Thanks to New Climate Change Program, Washington Now Has the Most Expensive Gas in the Country

Oil industry officials and analysts are telling outraged drivers in Washington, ‘We warned you.’

AP/Elaine Thompson, file
Seattle's Space Needle is seen in view of still standing but now defunct stacks of the Nucor Steel plant. AP/Elaine Thompson, file

Washington state has unseated California as the state with the most expensive gasoline in the country, and analysts have a simple explanation for the dubious distinction — a new carbon cap-and-trade program instituted by the state in an effort to combat climate change.

An analysis of gas prices by the Seattle Times found that the average price of a gallon of fuel in the state reached $4.91 cents this week. In King County, which includes Seattle, the average price is well above $5. Oil industry officials and analysts are telling drivers in Washington, “We warned you.”

This year, a new law went into effect in Washington that requires oil companies and other fossil fuel producers to pay the state for the greenhouse gasses their products emit, also known as a cap-and-trade program. At the first two auctions for emissions allowances this year, companies had to pay more than $850 million to offset their emissions.

Naturally, those additional costs have been passed on to consumers. Affordable Fuel Washington, a coalition of energy industry companies and other businesses in the state opposed to the system, estimates that the program has added more than 44 cents to the pump prices of each gallon of gasoline and more than nearly 55 cents to the cost of each gallon of diesel fuel.

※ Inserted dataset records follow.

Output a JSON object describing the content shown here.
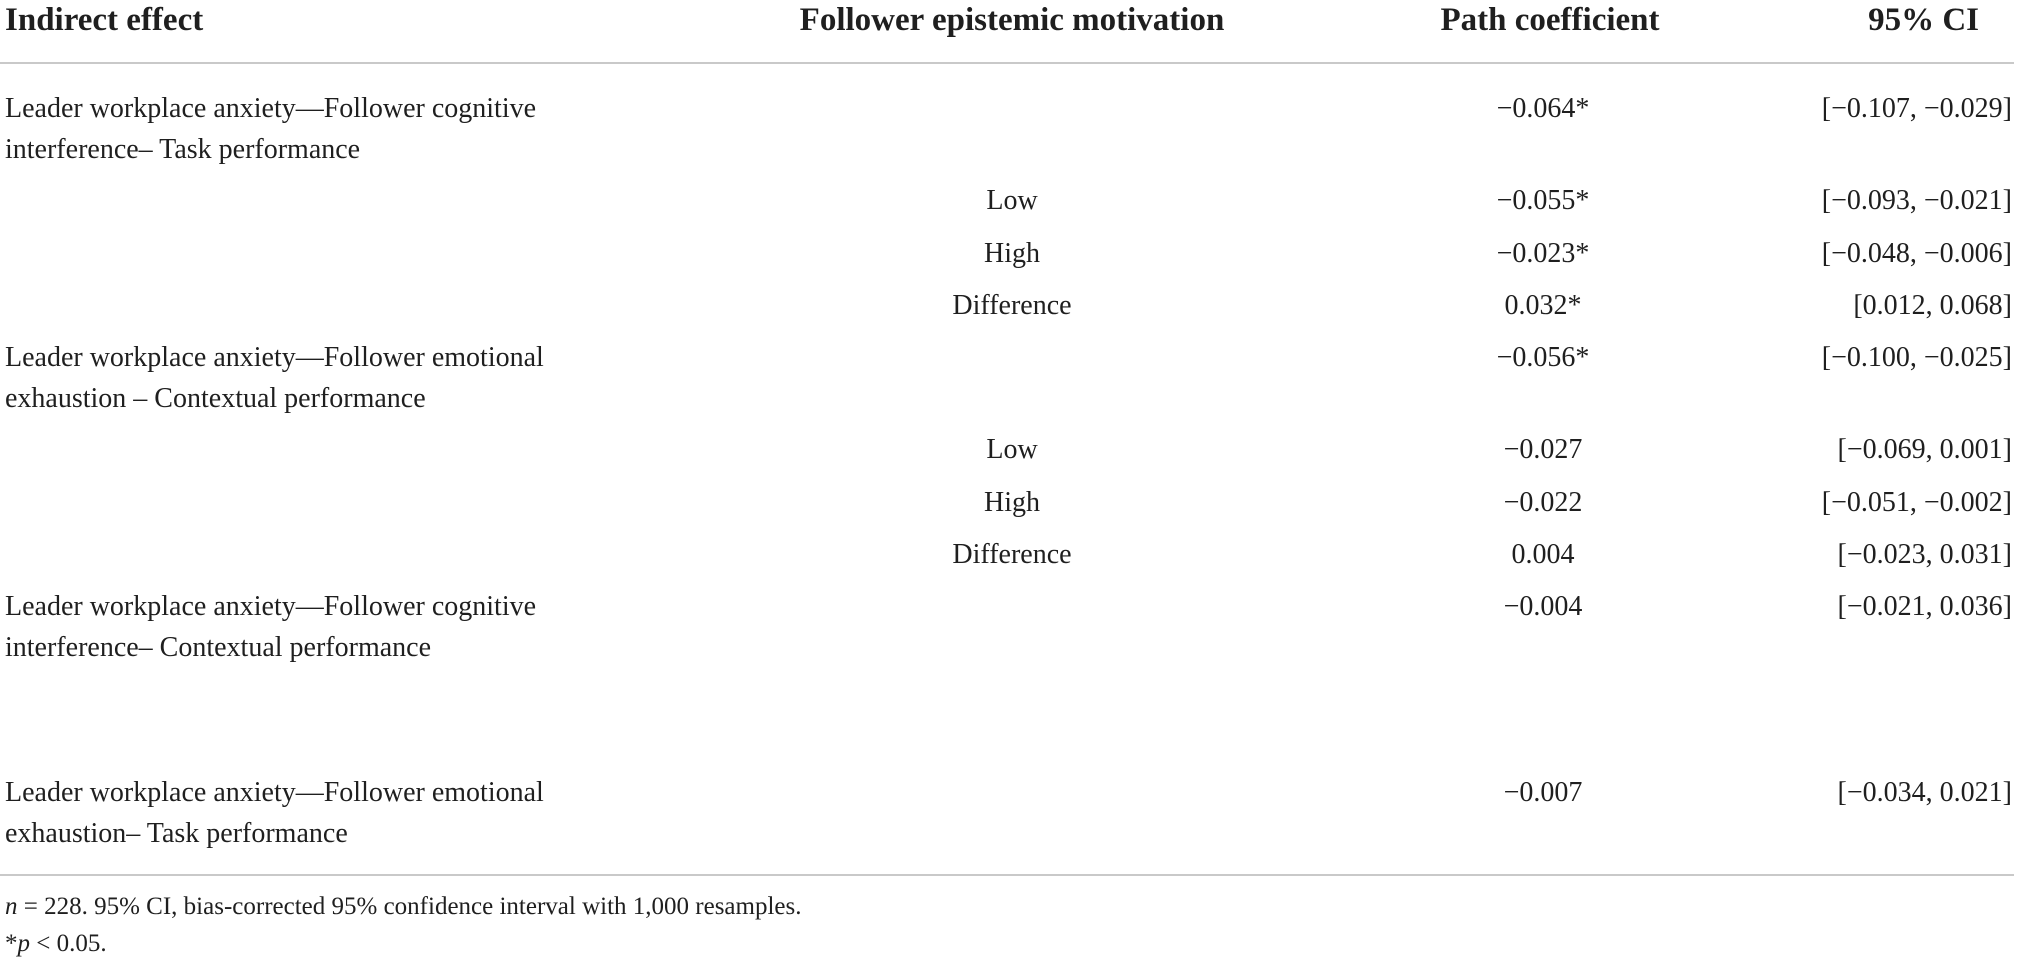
{
  "headers": {
    "indirect_effect": "Indirect effect",
    "motivation": "Follower epistemic motivation",
    "path": "Path coefficient",
    "ci": "95% CI"
  },
  "rows": [
    {
      "effect_line1": "Leader workplace anxiety—Follower cognitive",
      "effect_line2": "interference– Task performance",
      "motivation": "",
      "path": "−0.064*",
      "ci": "[−0.107, −0.029]"
    },
    {
      "effect_line1": "",
      "effect_line2": "",
      "motivation": "Low",
      "path": "−0.055*",
      "ci": "[−0.093, −0.021]"
    },
    {
      "effect_line1": "",
      "effect_line2": "",
      "motivation": "High",
      "path": "−0.023*",
      "ci": "[−0.048, −0.006]"
    },
    {
      "effect_line1": "",
      "effect_line2": "",
      "motivation": "Difference",
      "path": "0.032*",
      "ci": "[0.012, 0.068]"
    },
    {
      "effect_line1": "Leader workplace anxiety—Follower emotional",
      "effect_line2": "exhaustion – Contextual performance",
      "motivation": "",
      "path": "−0.056*",
      "ci": "[−0.100, −0.025]"
    },
    {
      "effect_line1": "",
      "effect_line2": "",
      "motivation": "Low",
      "path": "−0.027",
      "ci": "[−0.069, 0.001]"
    },
    {
      "effect_line1": "",
      "effect_line2": "",
      "motivation": "High",
      "path": "−0.022",
      "ci": "[−0.051, −0.002]"
    },
    {
      "effect_line1": "",
      "effect_line2": "",
      "motivation": "Difference",
      "path": "0.004",
      "ci": "[−0.023, 0.031]"
    },
    {
      "effect_line1": "Leader workplace anxiety—Follower cognitive",
      "effect_line2": "interference– Contextual performance",
      "motivation": "",
      "path": "−0.004",
      "ci": "[−0.021, 0.036]"
    },
    {
      "effect_line1": "Leader workplace anxiety—Follower emotional",
      "effect_line2": "exhaustion– Task performance",
      "motivation": "",
      "path": "−0.007",
      "ci": "[−0.034, 0.021]"
    }
  ],
  "footnotes": {
    "n_symbol": "n",
    "note1_rest": " = 228. 95% CI, bias-corrected 95% confidence interval with 1,000 resamples.",
    "star": "*",
    "p_symbol": "p",
    "note2_rest": " < 0.05."
  }
}
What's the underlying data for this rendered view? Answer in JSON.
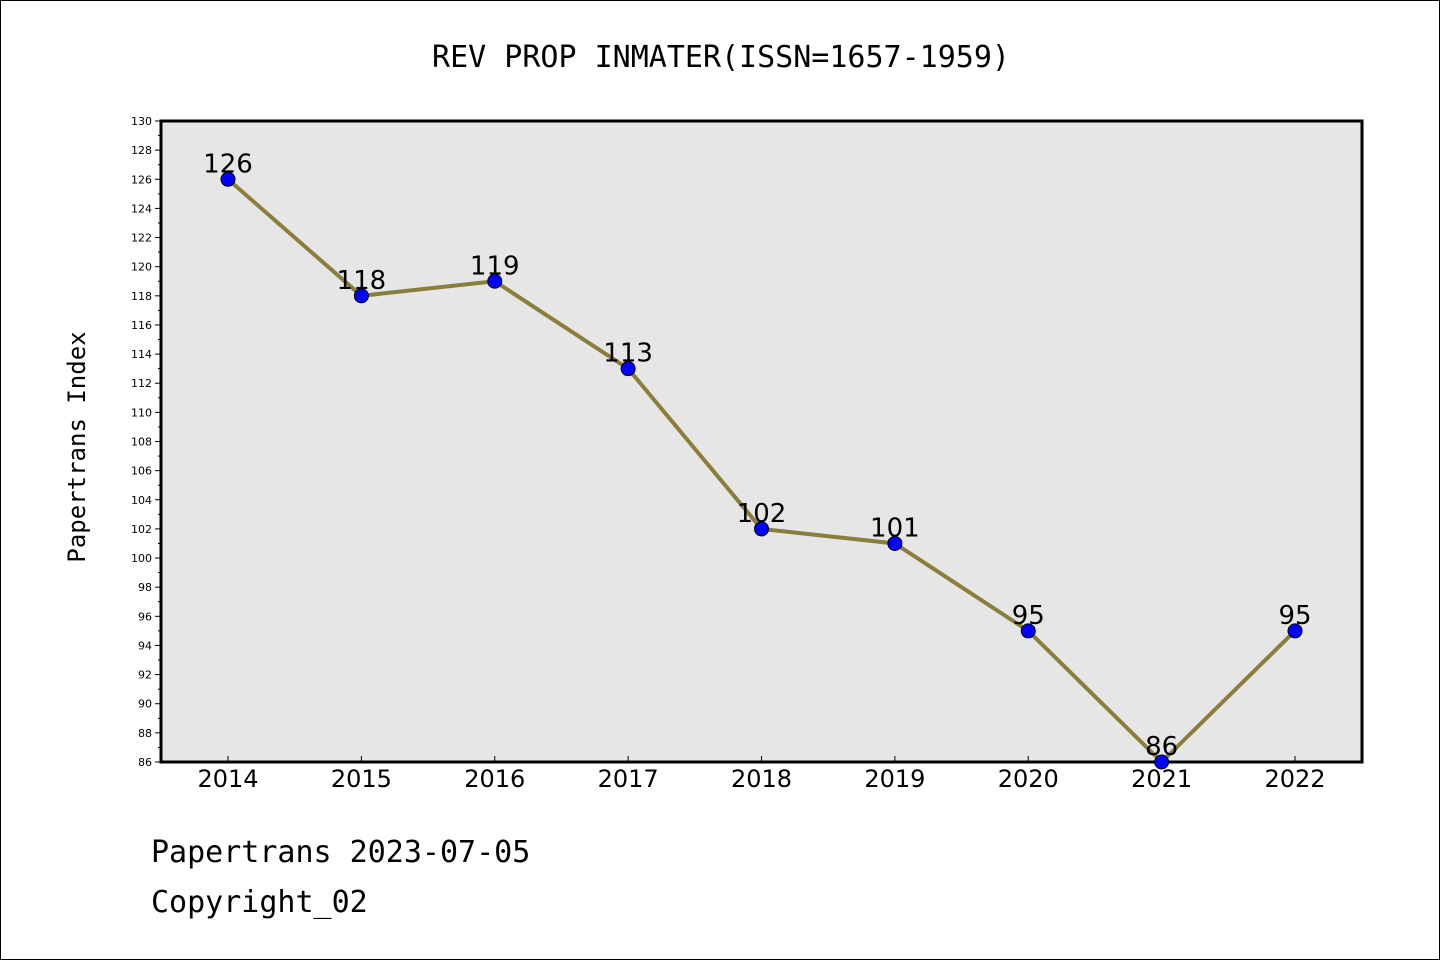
{
  "chart_data": {
    "type": "line",
    "title": "REV PROP INMATER(ISSN=1657-1959)",
    "ylabel": "Papertrans Index",
    "xlabel": "",
    "categories": [
      "2014",
      "2015",
      "2016",
      "2017",
      "2018",
      "2019",
      "2020",
      "2021",
      "2022"
    ],
    "values": [
      126,
      118,
      119,
      113,
      102,
      101,
      95,
      86,
      95
    ],
    "ylim": [
      86,
      130
    ],
    "ytick_step": 2,
    "grid": false,
    "data_labels": true,
    "colors": {
      "line": "#8b7d3a",
      "marker": "#0000ff",
      "plot_background": "#e6e6e6"
    }
  },
  "footer": {
    "date_line": "Papertrans 2023-07-05",
    "copyright_line": "Copyright_02"
  }
}
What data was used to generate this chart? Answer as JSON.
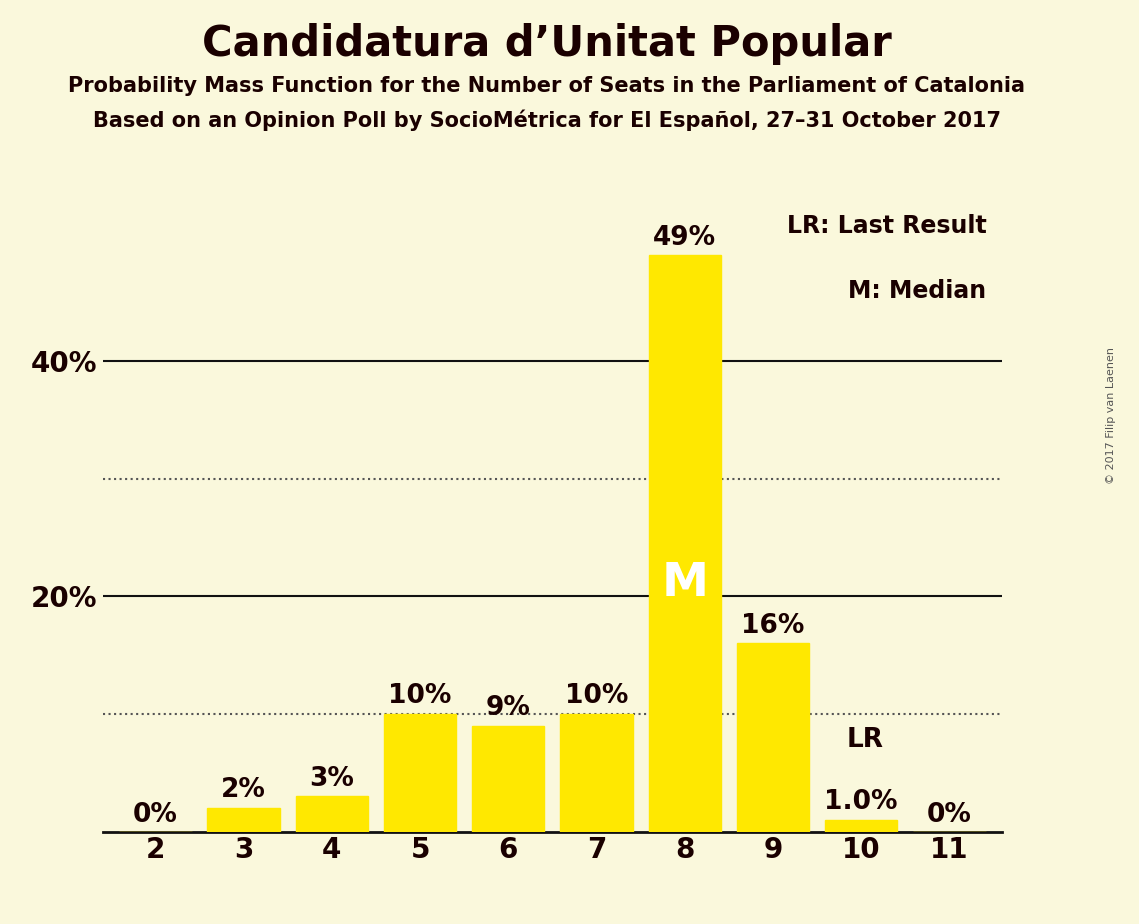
{
  "title": "Candidatura d’Unitat Popular",
  "subtitle1": "Probability Mass Function for the Number of Seats in the Parliament of Catalonia",
  "subtitle2": "Based on an Opinion Poll by SocioMétrica for El Español, 27–31 October 2017",
  "copyright": "© 2017 Filip van Laenen",
  "categories": [
    2,
    3,
    4,
    5,
    6,
    7,
    8,
    9,
    10,
    11
  ],
  "values": [
    0,
    2,
    3,
    10,
    9,
    10,
    49,
    16,
    1.0,
    0
  ],
  "labels": [
    "0%",
    "2%",
    "3%",
    "10%",
    "9%",
    "10%",
    "49%",
    "16%",
    "1.0%",
    "0%"
  ],
  "bar_color": "#FFE800",
  "background_color": "#FAF8DC",
  "dotted_lines": [
    10,
    30
  ],
  "solid_lines": [
    20,
    40
  ],
  "ytick_positions": [
    20,
    40
  ],
  "ytick_labels": [
    "20%",
    "40%"
  ],
  "ylim": [
    0,
    55
  ],
  "median_seat": 8,
  "median_label": "M",
  "lr_seat": 10,
  "lr_label": "LR",
  "legend_lr": "LR: Last Result",
  "legend_m": "M: Median",
  "title_fontsize": 30,
  "subtitle_fontsize": 15,
  "label_fontsize": 19,
  "tick_fontsize": 20,
  "legend_fontsize": 17,
  "median_fontsize": 34,
  "copyright_fontsize": 8
}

A spokeswoman for Affordable Fuel, Dana Bieber, tells the Sun that the state legislature created a monster with the new program and now needs to step in and fix it. “Most experts have linked Washington’s soaring gas prices to the new cap-and-trade program that went into effect in our state earlier this year,” she says. “It’s widely known that higher fuel costs unfairly impact those who can least afford it — including working families and businesses as well as lower income groups.”

Cap-and-trade programs are all the rage in climate activists’ circles, especially in blue states. Washington is the second American state behind California to launch one, and there are regional programs in New England and the Midwest. In her most recent budget, Governor Hochul created a program similar to Washington State’s that she has dubbed the “cap-and-invest” program.

Democrats in the House passed legislation aimed at creating a national system in America as far back as 2008, but the effort died in the Senate. The Obama administration attempted to impose a national cap on carbon emissions through executive action by the Environmental Protection Agency, but the Supreme Court blocked the measures as an unlawful expansion of the administrative state. 

When the Washington state bill was passed by the state legislature last year the Democratic governor of the state, Jay Inslee,  was adamant that the program would have a minimal impact on consumers. “This is going to have a minimal impact, if any. Pennies. We are talking about pennies,” he said, according to the Times.

The governor’s Department of Ecology echoed those sentiments in its public assessments of the new law’s impact, suggesting as recently as early this year that it would add between one percent and three percent to the retail price of gasoline. According to the Affordable Fuel Washington lobbying group, however, those assessments have now been scrubbed from the department’s website, and Mr. Inlee’s office is blaming oil companies for the high fuel prices in the state.

A spokeswoman for the governor, Jaime Smith, tells the Sun that gas prices fluctuate for a number of reasons — pipeline maintenance, refinery capacity, and demand among them — and that it is too early to assess the impact of the new law on gas prices. Even at today’s elevated rates, she notes, retail prices are still 60 cents below what they were a year ago.

“No one would be surprised, however, if oil companies experiencing record profits are choosing to pass their compliance costs to customers,” she says. “These companies also expect us to take on the horrific costs of continued reliance on fossil fuels, costs that come in the form of homes destroyed by fire, asthma in children, crops destroyed by drought, and streets wiped out by floods.”

The environmental director at the Seattle-based Washington Policy Center think tank, Todd Myers, says the governor’s office is attempting to deflect blame with such claims, however. The external factors cited by the governor have always been there, he notes. The only thing different this year is the new cap-and-trade program.

“Politicians are now looking to blame others for the effects of their own policy, by pointing the finger at oil companies or world markets,” he says. “Apparently they believe that oil companies are only greedy in Washington and not Idaho, Oregon or other states. The impacts of world markets are felt by everyone, not just Washington.”

“I think we should do things to reduce CO2 emissions, but Washington’s policy is needlessly expensive and there are better ways to address climate change without such excessive economic costs,” he says.